No, the fatal flaw of Norm Sands is a simple one, perhaps the simplest. As Michelle Shocked noted, “The secret to a long life / Is knowing when it’s time to go.” Norm will always be a gambler, he will always hold out for just one more hand, will hope that ‘just one more’ will see his luck change. By the time he is ready to run, it is already too late. He may flee his pursuers for a time, may dodge the fatal bullet or blow this time or the next, but he has already lost everything by the time he is flying out the door. He may blame the attenuated threads of decency still lingering in his (a)moral fabric, the small bonds of humanity which foil his outlandish plans and cost him the evil success he craves. But he will sever every tie to decent feeling he has ever had, all for lucre and lust.

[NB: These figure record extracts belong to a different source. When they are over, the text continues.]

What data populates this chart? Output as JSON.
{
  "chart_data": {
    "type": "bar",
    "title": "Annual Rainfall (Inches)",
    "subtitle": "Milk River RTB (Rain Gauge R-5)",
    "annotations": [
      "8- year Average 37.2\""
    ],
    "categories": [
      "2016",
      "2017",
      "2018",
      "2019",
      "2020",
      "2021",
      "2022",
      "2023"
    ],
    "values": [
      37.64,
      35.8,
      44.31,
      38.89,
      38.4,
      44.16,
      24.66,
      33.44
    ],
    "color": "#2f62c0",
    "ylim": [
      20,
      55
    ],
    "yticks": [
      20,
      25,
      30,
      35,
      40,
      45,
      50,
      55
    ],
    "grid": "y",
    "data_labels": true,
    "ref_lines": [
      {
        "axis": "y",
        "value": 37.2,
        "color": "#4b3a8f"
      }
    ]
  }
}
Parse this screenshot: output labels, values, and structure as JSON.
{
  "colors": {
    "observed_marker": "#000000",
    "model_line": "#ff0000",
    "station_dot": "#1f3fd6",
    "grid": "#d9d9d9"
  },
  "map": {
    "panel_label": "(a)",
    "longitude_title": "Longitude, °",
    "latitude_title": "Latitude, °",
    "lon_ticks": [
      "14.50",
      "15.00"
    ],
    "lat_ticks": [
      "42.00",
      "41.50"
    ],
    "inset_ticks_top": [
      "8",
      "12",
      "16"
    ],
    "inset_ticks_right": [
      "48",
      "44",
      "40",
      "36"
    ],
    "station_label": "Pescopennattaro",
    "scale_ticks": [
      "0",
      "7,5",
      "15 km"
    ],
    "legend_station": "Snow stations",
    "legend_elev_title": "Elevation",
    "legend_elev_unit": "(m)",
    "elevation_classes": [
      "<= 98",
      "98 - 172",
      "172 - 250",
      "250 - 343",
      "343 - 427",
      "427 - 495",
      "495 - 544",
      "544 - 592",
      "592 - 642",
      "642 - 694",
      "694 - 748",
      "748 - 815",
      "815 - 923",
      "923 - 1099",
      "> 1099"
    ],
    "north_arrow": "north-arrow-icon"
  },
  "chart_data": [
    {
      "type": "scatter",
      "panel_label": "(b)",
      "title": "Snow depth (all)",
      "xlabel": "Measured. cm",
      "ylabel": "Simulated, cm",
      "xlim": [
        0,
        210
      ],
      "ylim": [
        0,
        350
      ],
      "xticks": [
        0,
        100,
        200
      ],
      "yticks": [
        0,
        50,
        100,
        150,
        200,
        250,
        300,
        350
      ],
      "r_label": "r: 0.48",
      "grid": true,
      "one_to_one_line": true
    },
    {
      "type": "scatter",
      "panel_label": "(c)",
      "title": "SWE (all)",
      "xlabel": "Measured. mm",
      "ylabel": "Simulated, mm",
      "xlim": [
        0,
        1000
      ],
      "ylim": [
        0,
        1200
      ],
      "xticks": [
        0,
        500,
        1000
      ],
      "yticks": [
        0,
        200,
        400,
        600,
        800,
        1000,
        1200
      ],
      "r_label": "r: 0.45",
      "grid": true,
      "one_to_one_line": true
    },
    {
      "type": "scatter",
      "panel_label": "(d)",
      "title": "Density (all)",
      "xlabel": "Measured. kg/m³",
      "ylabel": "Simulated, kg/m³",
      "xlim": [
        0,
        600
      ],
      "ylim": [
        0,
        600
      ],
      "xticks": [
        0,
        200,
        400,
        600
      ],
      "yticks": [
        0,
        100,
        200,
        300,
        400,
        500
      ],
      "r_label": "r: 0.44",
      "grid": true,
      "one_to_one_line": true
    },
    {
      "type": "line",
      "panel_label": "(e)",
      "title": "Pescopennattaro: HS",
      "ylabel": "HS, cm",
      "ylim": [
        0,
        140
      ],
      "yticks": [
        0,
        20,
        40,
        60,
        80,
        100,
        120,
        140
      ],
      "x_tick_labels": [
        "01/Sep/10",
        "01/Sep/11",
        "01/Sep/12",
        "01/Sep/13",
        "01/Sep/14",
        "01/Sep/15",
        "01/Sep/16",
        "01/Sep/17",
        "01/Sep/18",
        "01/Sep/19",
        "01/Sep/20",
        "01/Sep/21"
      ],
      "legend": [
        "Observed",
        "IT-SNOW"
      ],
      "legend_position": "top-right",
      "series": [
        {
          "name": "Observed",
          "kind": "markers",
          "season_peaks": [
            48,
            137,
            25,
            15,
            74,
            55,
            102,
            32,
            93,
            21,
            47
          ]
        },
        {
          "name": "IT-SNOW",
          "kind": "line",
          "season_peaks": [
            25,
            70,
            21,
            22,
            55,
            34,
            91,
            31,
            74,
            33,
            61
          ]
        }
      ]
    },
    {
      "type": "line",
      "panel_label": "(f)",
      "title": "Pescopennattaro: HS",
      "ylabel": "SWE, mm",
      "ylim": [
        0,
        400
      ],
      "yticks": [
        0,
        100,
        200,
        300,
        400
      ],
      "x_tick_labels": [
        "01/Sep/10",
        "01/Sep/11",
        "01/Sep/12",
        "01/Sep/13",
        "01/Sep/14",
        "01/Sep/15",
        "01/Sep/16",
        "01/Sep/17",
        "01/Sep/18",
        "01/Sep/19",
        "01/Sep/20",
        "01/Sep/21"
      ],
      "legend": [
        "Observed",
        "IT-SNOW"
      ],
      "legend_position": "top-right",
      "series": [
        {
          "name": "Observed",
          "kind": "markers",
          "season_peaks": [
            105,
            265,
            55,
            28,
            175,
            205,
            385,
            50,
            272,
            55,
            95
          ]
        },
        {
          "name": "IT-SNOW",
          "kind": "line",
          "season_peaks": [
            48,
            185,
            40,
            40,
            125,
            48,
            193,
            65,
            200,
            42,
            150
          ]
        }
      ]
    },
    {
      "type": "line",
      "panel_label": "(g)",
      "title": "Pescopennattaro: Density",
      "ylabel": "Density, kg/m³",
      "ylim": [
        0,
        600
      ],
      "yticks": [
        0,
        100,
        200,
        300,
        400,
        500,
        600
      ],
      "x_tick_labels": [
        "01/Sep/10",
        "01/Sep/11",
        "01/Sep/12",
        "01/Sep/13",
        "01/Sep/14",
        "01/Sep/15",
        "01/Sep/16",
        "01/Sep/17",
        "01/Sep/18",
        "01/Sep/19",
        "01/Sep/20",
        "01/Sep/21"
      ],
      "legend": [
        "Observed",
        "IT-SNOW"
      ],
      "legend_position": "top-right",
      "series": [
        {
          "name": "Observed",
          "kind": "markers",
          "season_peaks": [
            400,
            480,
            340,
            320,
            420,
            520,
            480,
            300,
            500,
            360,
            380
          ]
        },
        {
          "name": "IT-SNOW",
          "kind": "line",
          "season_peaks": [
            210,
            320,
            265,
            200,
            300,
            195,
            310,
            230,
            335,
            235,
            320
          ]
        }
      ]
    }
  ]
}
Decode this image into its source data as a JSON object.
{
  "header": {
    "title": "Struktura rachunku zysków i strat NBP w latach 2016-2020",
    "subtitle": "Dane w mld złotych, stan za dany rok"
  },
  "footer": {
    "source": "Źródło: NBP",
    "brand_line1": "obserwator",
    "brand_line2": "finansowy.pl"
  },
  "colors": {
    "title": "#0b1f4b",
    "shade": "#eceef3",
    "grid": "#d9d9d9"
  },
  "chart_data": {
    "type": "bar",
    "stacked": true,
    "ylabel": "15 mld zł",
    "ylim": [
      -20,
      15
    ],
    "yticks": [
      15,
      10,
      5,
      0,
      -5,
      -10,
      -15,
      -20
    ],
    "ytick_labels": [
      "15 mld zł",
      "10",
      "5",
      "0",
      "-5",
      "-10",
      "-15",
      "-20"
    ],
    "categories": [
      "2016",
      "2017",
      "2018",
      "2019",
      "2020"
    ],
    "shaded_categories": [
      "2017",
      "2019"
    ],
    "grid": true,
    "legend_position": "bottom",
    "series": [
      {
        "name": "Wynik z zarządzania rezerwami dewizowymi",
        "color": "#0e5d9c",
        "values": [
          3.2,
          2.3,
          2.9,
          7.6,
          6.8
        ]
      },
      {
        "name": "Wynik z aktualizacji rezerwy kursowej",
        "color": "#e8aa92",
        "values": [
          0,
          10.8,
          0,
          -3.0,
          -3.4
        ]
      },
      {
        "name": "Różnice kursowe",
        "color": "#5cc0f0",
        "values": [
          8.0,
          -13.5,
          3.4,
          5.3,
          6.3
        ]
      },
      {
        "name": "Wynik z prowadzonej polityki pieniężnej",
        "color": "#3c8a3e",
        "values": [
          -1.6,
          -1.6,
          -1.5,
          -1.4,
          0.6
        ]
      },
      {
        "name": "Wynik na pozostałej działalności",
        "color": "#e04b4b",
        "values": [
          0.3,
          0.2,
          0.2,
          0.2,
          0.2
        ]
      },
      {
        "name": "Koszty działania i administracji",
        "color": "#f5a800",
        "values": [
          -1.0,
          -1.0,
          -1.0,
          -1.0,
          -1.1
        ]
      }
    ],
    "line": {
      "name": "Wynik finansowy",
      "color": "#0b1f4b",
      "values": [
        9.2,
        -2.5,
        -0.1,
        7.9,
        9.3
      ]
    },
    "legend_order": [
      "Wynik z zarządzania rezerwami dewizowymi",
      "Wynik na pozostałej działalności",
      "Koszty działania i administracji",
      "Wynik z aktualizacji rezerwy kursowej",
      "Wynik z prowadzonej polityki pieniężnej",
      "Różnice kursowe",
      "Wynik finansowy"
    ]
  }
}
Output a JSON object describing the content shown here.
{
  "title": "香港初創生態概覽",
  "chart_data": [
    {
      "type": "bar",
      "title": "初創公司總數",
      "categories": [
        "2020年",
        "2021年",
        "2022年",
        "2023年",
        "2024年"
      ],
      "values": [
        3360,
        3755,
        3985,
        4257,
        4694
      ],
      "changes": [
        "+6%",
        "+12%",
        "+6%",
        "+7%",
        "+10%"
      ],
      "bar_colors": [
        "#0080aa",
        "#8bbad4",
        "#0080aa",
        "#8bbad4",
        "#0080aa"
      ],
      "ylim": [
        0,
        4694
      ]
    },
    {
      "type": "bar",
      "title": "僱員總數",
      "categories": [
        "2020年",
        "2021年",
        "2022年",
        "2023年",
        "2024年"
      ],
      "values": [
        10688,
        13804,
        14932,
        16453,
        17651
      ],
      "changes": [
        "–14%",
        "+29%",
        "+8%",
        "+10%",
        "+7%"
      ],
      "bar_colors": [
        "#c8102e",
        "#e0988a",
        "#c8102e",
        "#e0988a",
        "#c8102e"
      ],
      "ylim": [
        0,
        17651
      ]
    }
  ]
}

“I’ll steal for you,” she said breathlessly. “I’ll kill for you, anything—provided there’s no other woman, ever. You think I’m crazy?”

“No,” I said, holding her close, tenderly. “You’re not crazy.”

We sat like that for a very long time.

Norm and his lover discuss degrees of sanity

James Causey brings the amoral yearnings of his doomed protagonist to life in a brilliant first-person narrative. The cleverness and bravado of Norm shine out in the cesspools he thrives in, and the reader will find little morality to assuage the dark vision presented in this fast-paced thriller. At the same time, however, this is not a bleak tale of fated destruction à la Jim Thompson; Causey’s ‘hero’ always seems to have a choice as he takes each step and misstep towards the savage denouement. The cunning grifter may not be likable or even worthy of redemption, but Causey’s letter-perfect prose depicts a world of corruption and smalltime dreams that is quite enjoyable in some perverted way, and this tale of fraud and venality in Southern California may have relevance today, for all that it was written sixty years ago.